Política
por com informações da repórter Carolina Papa
Publicado em 10/12/2025, às 16h07
O presidente da Câmara Municipal de Salvador, Carlos Muniz, reforçou, nesta quarta-feira (10), a importância do debate amplo e transparente sobre projetos de grande impacto para a cidade. Durante entrevista à imprensa, Muniz falou sobre a necessidade de envolver a população, empresários e outros setores da sociedade nos processos decisórios, destacando a relevância das audiências públicas para ouvir os diversos atores sociais, como já ocorre em áreas como a Barra.
Segundo Muniz, o papel da Câmara é promover um ambiente de diálogo, buscando sempre soluções que atendam a todos.
“Eu falo com os vereadores e peço que realizem audiências públicas, ouvindo não apenas a população, mas também empresários e pessoas que participam do cotidiano da cidade. Esse diálogo é essencial para chegarmos a um acordo e apresentar soluções que beneficiem todos”, afirmou.
O presidente também abordou as controvérsias recentes envolvendo o Projeto de Lei nº 422/2025, que autoriza a desapropriação de imóveis urbanos por meio de leilões. O projeto, que foi enviado pelo prefeito Bruno Reis (União), permite à Prefeitura desapropriar imóveis de interesse público para fins de renovação urbana ou regularização fundiária. Essa medida tem gerado debates acalorados na Câmara, especialmente após críticas de vereadores da base e da oposição.
Muniz se referiu especificamente à discussão sobre emendas ao projeto, que foram inicialmente acordadas, mas depois geraram impasse. Durante a sessão, o vereador Alexandre Aleluia (PL) criticou a secretária da Fazenda, Giovanna Victer, alegando que a secretária teria recuado em relação a um acordo prévio sobre emendas, o que, segundo Aleluia, quebrou a confiança no processo político.
Em resposta às tensões internas, Muniz garantiu que a Câmara continuará a assegurar a votação das emendas propostas pelos vereadores. “Se a emenda chegar para ser votada, nós iremos colocá-la em discussão. Tenho certeza de que o vereador tem razão no que está falando, e a emenda será respeitada”, declarou o presidente.
O debate sobre a desapropriação de imóveis e as emendas ao projeto têm gerado divisões entre os vereadores e a gestão do prefeito Bruno Reis, especialmente sobre os impactos de medidas como essa para os proprietários de imóveis e para a população em geral. A crítica de Aleluia à secretária da Fazenda refletiu o clima de desconfiança e insatisfação com a falta de compromissos formais e a informalidade de algumas negociações políticas.

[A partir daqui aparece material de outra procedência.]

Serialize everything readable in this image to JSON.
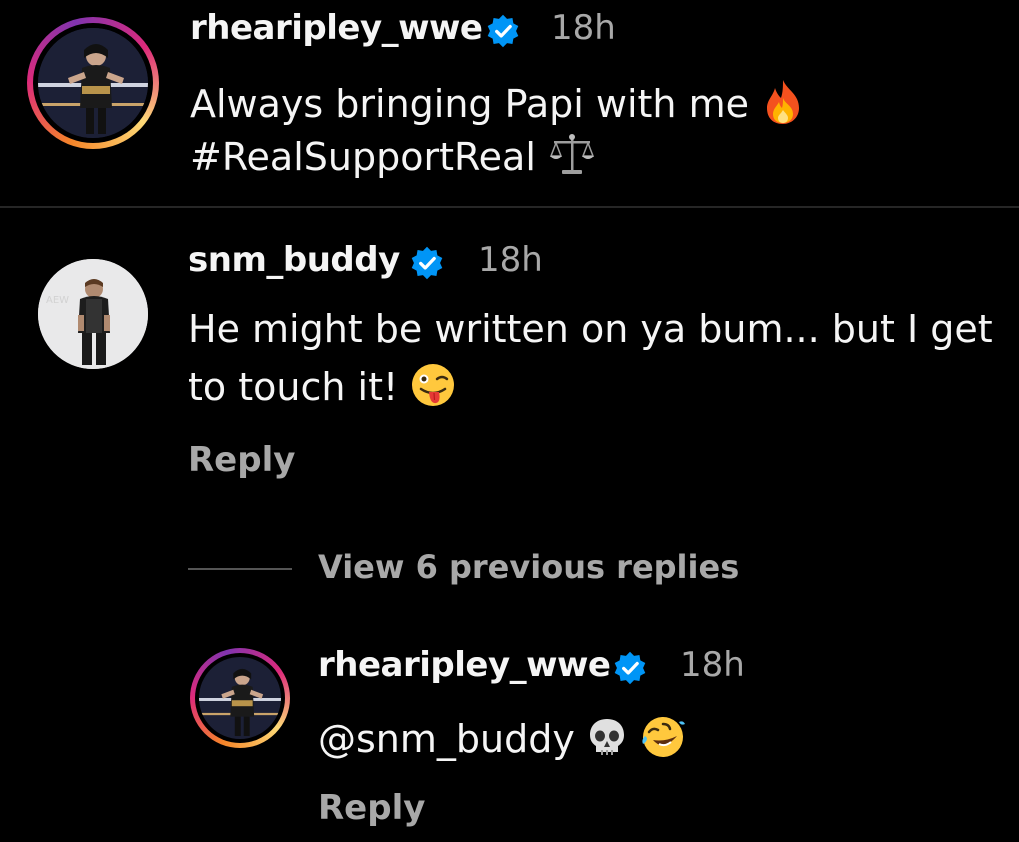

Em sua fala, Aleluia destacou a importância da confiança no processo político e criticou a falta de registros formais nas reuniões com os secretários. O vereador também anunciou que, após o ocorrido, não participará mais de encontros informais, preferindo que todas as discussões sejam feitas dentro das comissões e com a devida formalidade.
Por sua vez, Carlos Muniz reafirmou que a Câmara seguirá com seu papel de mediadora do processo, mantendo a transparência e ouvindo todas as partes envolvidas antes de tomar decisões sobre projetos que impactam diretamente a vida dos soteropolitanos.